Meine Füße paddeln, meine Beine strampeln, meine Beine können jetzt das tun, was sie immer schon tun wollen, nur im innern ihrer Wünsche. Meine Beine dreschen auf das Wasser ein, meine Beine jubilieren, meine Beine schlagen in den See und ich rudere mit meinen Armen. Meine Sehnsucht ist dort wahr, meine Freiheit hat es dort gegeben, auf dem kleinen See, wo ich schwimmen lernte. Ich bin dort geborgen, ich bin dort auch eine Zeitlang vor dem Zugriff meines Vaters sicher. Hier bin ich auch in Gedanken vor dem Vater sicher. Hier bin ich allein, ohne mich allein zu fühlen. Meine Freiheit auf dem See, die der rechten Seite meines Körpers frei gibt, meine Freiheit ist im Knie und der Hass und Zorn und die Wut auf meinen Fänger. Vater. Meine Freiheit ist in meiner rechten Seite aufgebrochen, weil hier meine Schmerzen sind, weil sie mich zum Rechten machten. Meine linke Händigkeit, wollten sie nicht haben, wollten auch mein linkes Bein nicht haben. Vater wollte nicht mein linkes Bein, auch die linke Hand war ihm verhasst. Lehrer wollten mich nicht links, wollten, dass ich nur rechts schreibe. Meine rechte Hand ist vom Schlagen und geschlagen werden nur so zugerichtet. Meine rechte Seite musste mit den Lügen kämpfen und sich nur den Lügen fügen. Meine rechte Seite hat sich immer nur erdrücken lassen müssen. Nur am See, wenn ich in das Wasser schlage, fällt es meinem rechten Bein auch auf und der rechten ganzen Seite, dass es Freiheit gibt, dass es irgendwo doch Freiheit geben kann. Meine Kinderseele springt und die Beine schlagen wie ein Biber.
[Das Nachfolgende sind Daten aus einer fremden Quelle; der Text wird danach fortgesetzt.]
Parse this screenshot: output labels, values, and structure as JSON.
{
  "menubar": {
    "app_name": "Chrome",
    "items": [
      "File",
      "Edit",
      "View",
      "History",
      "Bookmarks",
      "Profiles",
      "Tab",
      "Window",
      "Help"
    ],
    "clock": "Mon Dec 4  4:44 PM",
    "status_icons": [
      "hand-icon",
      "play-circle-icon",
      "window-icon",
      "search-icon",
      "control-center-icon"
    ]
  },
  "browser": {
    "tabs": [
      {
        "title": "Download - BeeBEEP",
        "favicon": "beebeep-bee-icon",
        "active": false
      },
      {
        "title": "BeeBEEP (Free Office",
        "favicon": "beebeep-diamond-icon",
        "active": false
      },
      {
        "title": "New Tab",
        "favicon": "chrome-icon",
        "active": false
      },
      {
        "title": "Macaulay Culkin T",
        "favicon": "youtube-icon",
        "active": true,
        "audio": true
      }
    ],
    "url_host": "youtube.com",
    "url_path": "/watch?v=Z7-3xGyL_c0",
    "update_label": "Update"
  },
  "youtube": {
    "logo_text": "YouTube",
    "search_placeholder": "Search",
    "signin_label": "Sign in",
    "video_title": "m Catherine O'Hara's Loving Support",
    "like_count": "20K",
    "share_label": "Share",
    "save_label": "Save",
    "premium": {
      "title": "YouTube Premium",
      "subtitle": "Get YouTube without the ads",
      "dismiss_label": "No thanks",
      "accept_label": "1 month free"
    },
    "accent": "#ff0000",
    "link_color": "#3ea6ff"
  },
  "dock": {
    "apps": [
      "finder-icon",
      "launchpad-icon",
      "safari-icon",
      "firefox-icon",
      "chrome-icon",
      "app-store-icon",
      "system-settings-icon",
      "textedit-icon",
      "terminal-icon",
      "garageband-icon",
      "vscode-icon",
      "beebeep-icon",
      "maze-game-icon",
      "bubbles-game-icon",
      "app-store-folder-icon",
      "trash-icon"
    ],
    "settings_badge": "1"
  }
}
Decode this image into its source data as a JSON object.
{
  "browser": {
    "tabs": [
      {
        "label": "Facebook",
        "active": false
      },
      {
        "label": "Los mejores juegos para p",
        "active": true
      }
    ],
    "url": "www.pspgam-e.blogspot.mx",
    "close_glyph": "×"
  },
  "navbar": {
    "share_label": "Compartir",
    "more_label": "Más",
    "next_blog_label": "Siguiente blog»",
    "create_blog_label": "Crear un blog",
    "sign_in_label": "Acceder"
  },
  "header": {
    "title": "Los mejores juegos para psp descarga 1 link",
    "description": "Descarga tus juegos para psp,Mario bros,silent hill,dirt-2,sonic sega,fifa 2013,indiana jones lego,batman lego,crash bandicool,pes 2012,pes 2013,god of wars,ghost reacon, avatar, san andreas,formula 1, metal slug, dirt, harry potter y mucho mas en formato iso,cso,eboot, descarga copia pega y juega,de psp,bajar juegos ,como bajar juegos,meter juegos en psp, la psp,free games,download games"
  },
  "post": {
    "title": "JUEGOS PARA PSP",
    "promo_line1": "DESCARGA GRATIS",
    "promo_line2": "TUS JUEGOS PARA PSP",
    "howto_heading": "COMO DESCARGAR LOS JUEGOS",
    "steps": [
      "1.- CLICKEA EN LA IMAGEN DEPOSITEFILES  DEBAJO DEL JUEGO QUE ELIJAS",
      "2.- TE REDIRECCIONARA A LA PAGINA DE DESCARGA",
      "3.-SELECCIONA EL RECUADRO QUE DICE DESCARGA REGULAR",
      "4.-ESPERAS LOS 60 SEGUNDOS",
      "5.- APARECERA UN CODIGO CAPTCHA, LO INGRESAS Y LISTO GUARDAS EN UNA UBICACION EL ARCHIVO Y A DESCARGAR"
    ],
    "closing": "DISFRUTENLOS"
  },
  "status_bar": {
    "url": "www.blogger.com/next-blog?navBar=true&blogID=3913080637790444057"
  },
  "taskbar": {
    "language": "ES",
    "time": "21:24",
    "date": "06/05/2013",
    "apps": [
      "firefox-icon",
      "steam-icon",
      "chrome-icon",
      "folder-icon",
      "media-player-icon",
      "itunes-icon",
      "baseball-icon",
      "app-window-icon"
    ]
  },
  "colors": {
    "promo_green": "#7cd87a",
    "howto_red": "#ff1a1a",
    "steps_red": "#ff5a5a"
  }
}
Es gibt einen Traum. Da ist die Mutter im See und sie droht dem Kind mit Untergang und Blut und sie verstummt mich mit ihrer Angst. In diesem Traum kann ich vor Schreck nichts sagen.
Jetzt auf dem See, auf der Luftmatratze, spreche ich. Hier ist der Wunsch des kleinen Kindes. Der sich mit Wut zum Vorschein bringt, der nur mit Wut, die niemand von den Eltern sehen will und nicht erträgt, fühlbar ist. Hier bin ich ohne Angst. Hier wünsche ich allein zu sein, ohne meine Eltern. Ich wünsche mir die Eltern weg, nur so kann ich mich endlich freuen, nur so bin ich in Sicherheit. Ich wünsche mich als Insel, ich wünsche mich weit weg, ich wünsche meine Eltern wären tot und niemals hier geboren worden. Das durfte ich nicht wissen, sagen, fühlen. Das durfte ich mir selbst nicht einmal sagen. Gedanken, die nicht lügen. Gefühle die nicht lügen, die sich nicht irren. Gefühle, die nicht schaden können.